Ingredients
For the base:
570 g plain flour
100 g caster sugar
340 g unsalted butter
260 g mascarpone
50 ml cold water
30 ml white vinegar
For the filling:
500 g mascarpone
3 egg yolks
100 g caster sugar
zest of 1 orange
1 bn rhubarb
To make the base:
- Combine water and vinegar.
- Pulse flour and sugar; add mascarpone and pulse again; add butter and pulse until small flecks of butter remain.
- Add water mix, give a quick pulse, then bring together by hand on the bench.
- Wrap in plastic wrap and allow to rest for at least two hours.
- Roll dough to 2 mm thickness, rest again for an hour, then blind bake until cooked through (about 20 minutes.)
While the dough is resting, prepare the rhubarb:
- Pre-heat oven to 150 degrees Celcius
- Chop the rhubarb into 1 cm lengths
- Toss the rhubarb in a bowl containing 300g caster sugar, then spread over a baking tray.

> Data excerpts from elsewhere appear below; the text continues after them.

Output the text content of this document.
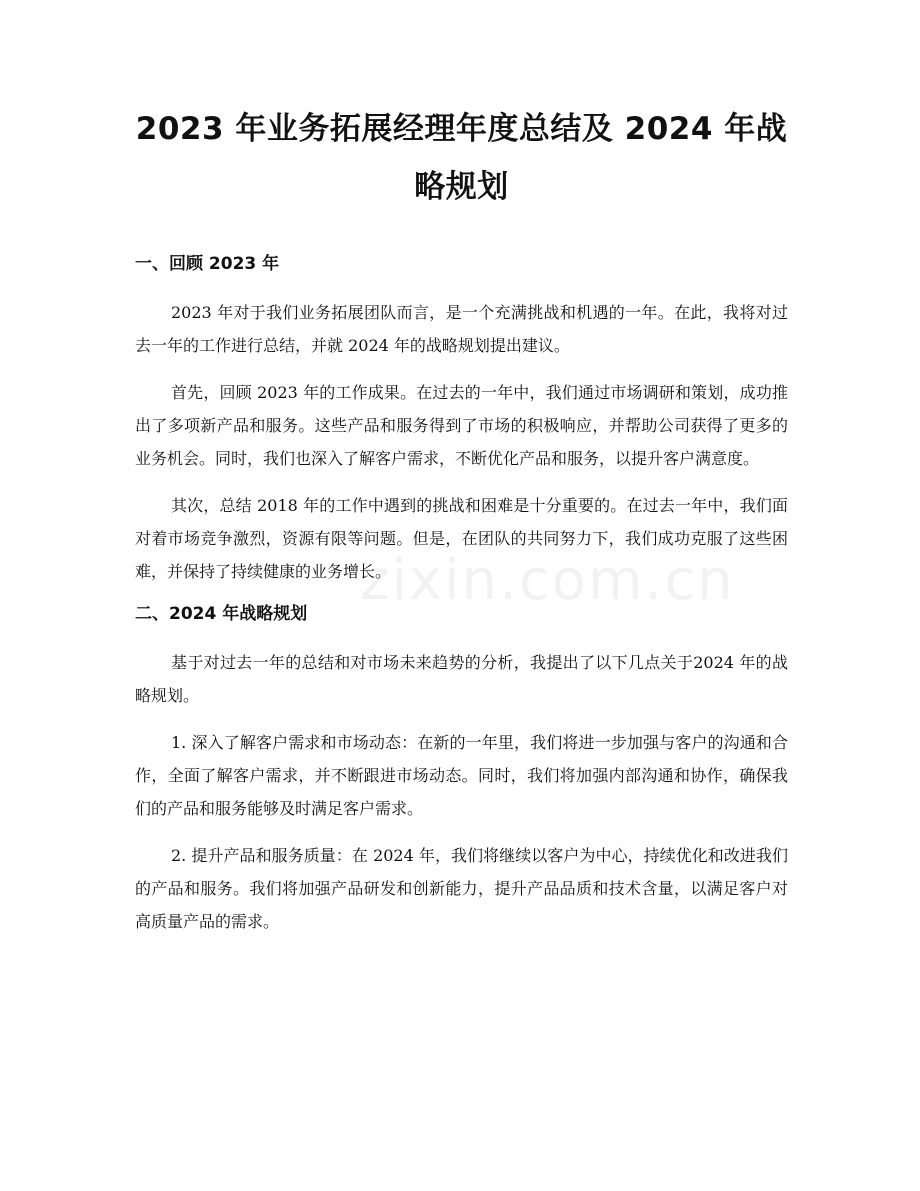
2023 年业务拓展经理年度总结及 2024 年战略规划
一、回顾 2023 年

2023 年对于我们业务拓展团队而言，是一个充满挑战和机遇的一年。在此，我将对过去一年的工作进行总结，并就 2024 年的战略规划提出建议。

首先，回顾 2023 年的工作成果。在过去的一年中，我们通过市场调研和策划，成功推出了多项新产品和服务。这些产品和服务得到了市场的积极响应，并帮助公司获得了更多的业务机会。同时，我们也深入了解客户需求，不断优化产品和服务，以提升客户满意度。

其次，总结 2018 年的工作中遇到的挑战和困难是十分重要的。在过去一年中，我们面对着市场竞争激烈，资源有限等问题。但是，在团队的共同努力下，我们成功克服了这些困难，并保持了持续健康的业务增长。

二、2024 年战略规划

基于对过去一年的总结和对市场未来趋势的分析，我提出了以下几点关于2024 年的战略规划。

1. 深入了解客户需求和市场动态：在新的一年里，我们将进一步加强与客户的沟通和合作，全面了解客户需求，并不断跟进市场动态。同时，我们将加强内部沟通和协作，确保我们的产品和服务能够及时满足客户需求。

2. 提升产品和服务质量：在 2024 年，我们将继续以客户为中心，持续优化和改进我们的产品和服务。我们将加强产品研发和创新能力，提升产品品质和技术含量，以满足客户对高质量产品的需求。

zixin.com.cn
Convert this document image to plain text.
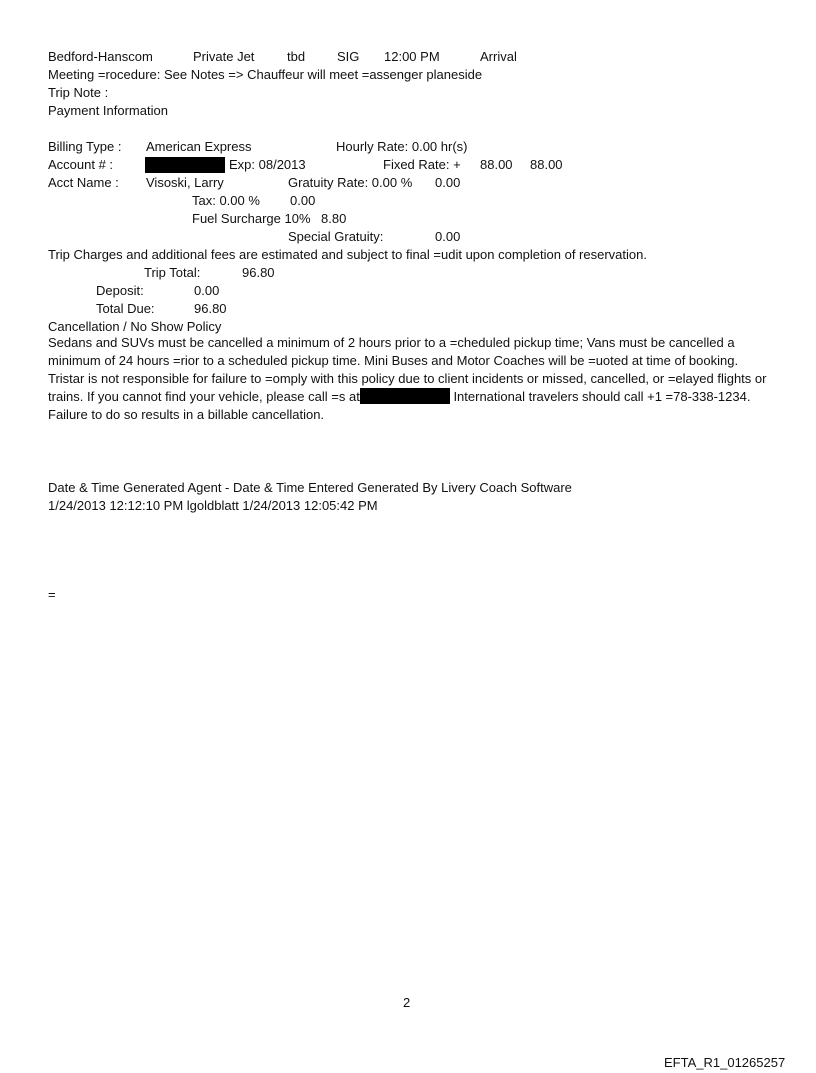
Bedford-Hanscom	Private Jet	tbd SIG 12:00 PM	Arrival
Meeting =rocedure: See Notes => Chauffeur will meet =assenger planeside
Trip Note :
Payment Information
Billing Type : American Express	Hourly Rate: 0.00 hr(s)
Account # :	Exp: 08/2013	Fixed Rate: + 88.00 88.00
Acct Name : Visoski, Larry	Gratuity Rate: 0.00 % 0.00
Tax: 0.00 % 0.00
Fuel Surcharge 10% 8.80
Special Gratuity:	0.00
Trip Charges and additional fees are estimated and subject to final =udit upon completion of reservation.
Trip Total:	96.80
Deposit:	0.00
Total Due:	96.80
Cancellation / No Show Policy
Sedans and SUVs must be cancelled a minimum of 2 hours prior to a =cheduled pickup time; Vans must be cancelled a minimum of 24 hours =rior to a scheduled pickup time. Mini Buses and Motor Coaches will be =uoted at time of booking. Tristar is not responsible for failure to =omply with this policy due to client incidents or missed, cancelled, or =elayed flights or trains. If you cannot find your vehicle, please call =s at	International travelers should call +1 =78-338-1234. Failure to do so results in a billable cancellation.
Date & Time Generated Agent - Date & Time Entered Generated By Livery Coach Software
1/24/2013 12:12:10 PM lgoldblatt 1/24/2013 12:05:42 PM
=
2
EFTA_R1_01265257
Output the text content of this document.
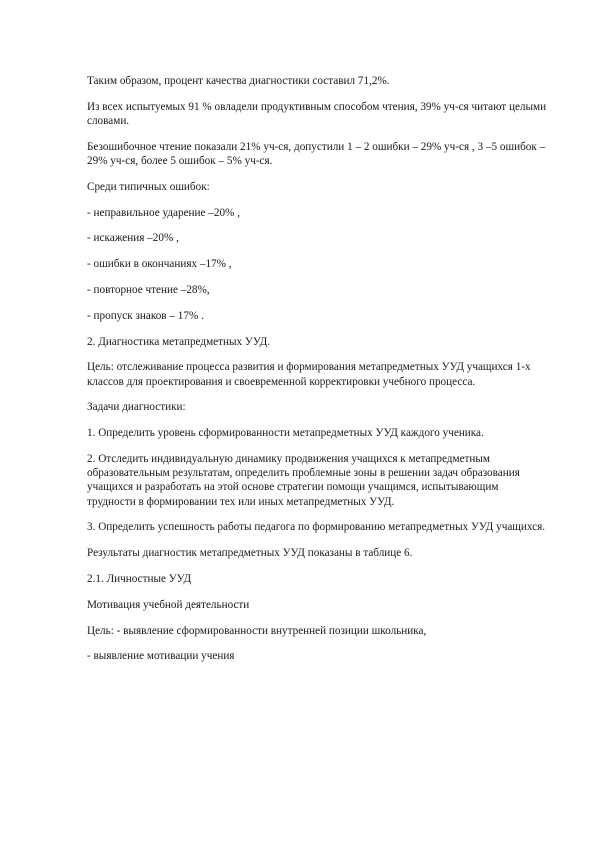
Таким образом, процент качества диагностики составил 71,2%.

Из всех испытуемых 91 % овладели продуктивным способом чтения, 39% уч-ся читают целыми словами.

Безошибочное чтение показали 21% уч-ся, допустили 1 – 2 ошибки – 29% уч-ся , 3 –5 ошибок – 29% уч-ся, более 5 ошибок – 5% уч-ся.

Среди типичных ошибок:

- неправильное ударение –20% ,

- искажения –20% ,

- ошибки в окончаниях –17% ,

- повторное чтение –28%,

- пропуск знаков – 17% .

2. Диагностика метапредметных УУД.

Цель: отслеживание процесса развития и формирования метапредметных УУД учащихся 1-х классов для проектирования и своевременной корректировки учебного процесса.

Задачи диагностики:

1. Определить уровень сформированности метапредметных УУД каждого ученика.

2. Отследить индивидуальную динамику продвижения учащихся к метапредметным образовательным результатам, определить проблемные зоны в решении задач образования учащихся и разработать на этой основе стратегии помощи учащимся, испытывающим трудности в формировании тех или иных метапредметных УУД.

3. Определить успешность работы педагога по формированию метапредметных УУД учащихся.

Результаты диагностик метапредметных УУД показаны в таблице 6.

2.1. Личностные УУД

Мотивация учебной деятельности

Цель: - выявление сформированности внутренней позиции школьника,

- выявление мотивации учения
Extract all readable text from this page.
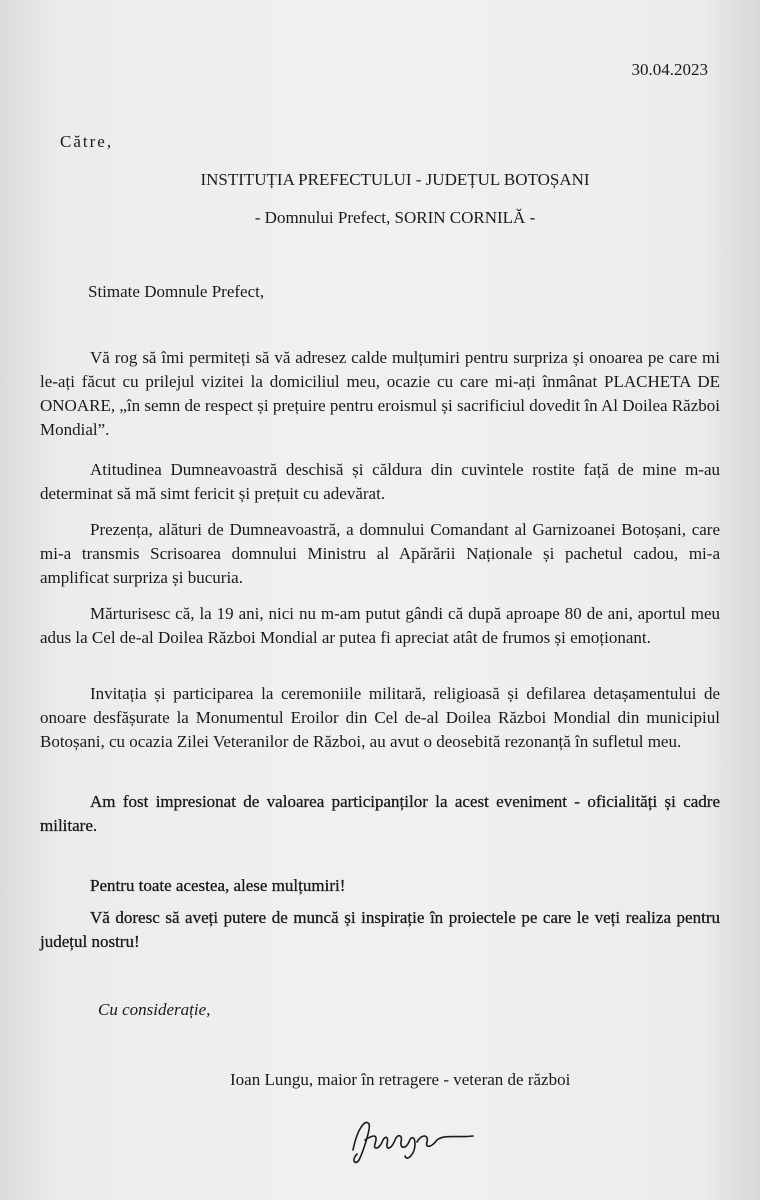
30.04.2023
Către,
INSTITUȚIA PREFECTULUI - JUDEȚUL BOTOȘANI
- Domnului Prefect, SORIN CORNILĂ -
Stimate Domnule Prefect,

Vă rog să îmi permiteți să vă adresez calde mulțumiri pentru surpriza și onoarea pe care mi le-ați făcut cu prilejul vizitei la domiciliul meu, ocazie cu care mi-ați înmânat PLACHETA DE ONOARE, „în semn de respect și prețuire pentru eroismul și sacrificiul dovedit în Al Doilea Război Mondial”.

Atitudinea Dumneavoastră deschisă și căldura din cuvintele rostite față de mine m-au determinat să mă simt fericit și prețuit cu adevărat.

Prezența, alături de Dumneavoastră, a domnului Comandant al Garnizoanei Botoșani, care mi-a transmis Scrisoarea domnului Ministru al Apărării Naționale și pachetul cadou, mi-a amplificat surpriza și bucuria.

Mărturisesc că, la 19 ani, nici nu m-am putut gândi că după aproape 80 de ani, aportul meu adus la Cel de-al Doilea Război Mondial ar putea fi apreciat atât de frumos și emoționant.

Invitația și participarea la ceremoniile militară, religioasă și defilarea detașamentului de onoare desfășurate la Monumentul Eroilor din Cel de-al Doilea Război Mondial din municipiul Botoșani, cu ocazia Zilei Veteranilor de Război, au avut o deosebită rezonanță în sufletul meu.

Am fost impresionat de valoarea participanților la acest eveniment - oficialități și cadre militare.

Pentru toate acestea, alese mulțumiri!

Vă doresc să aveți putere de muncă și inspirație în proiectele pe care le veți realiza pentru județul nostru!

Cu considerație,
Ioan Lungu, maior în retragere - veteran de război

- Cook in the oven for about 10 minutes (until softened, but not mushy)
- Allow to cool in cooking juices.
Now for the filling:
- Whisk together egg yolks and sugar.
- Add orange zest, then stir in mascarpone with a wooden spoon, until the mixture is thick and smooth.
- Place the filling in the base and leave in the fridge to firm.
To serve, drain the rhubarb and spread it over the tart, then sprinkle with roasted crushed walnuts.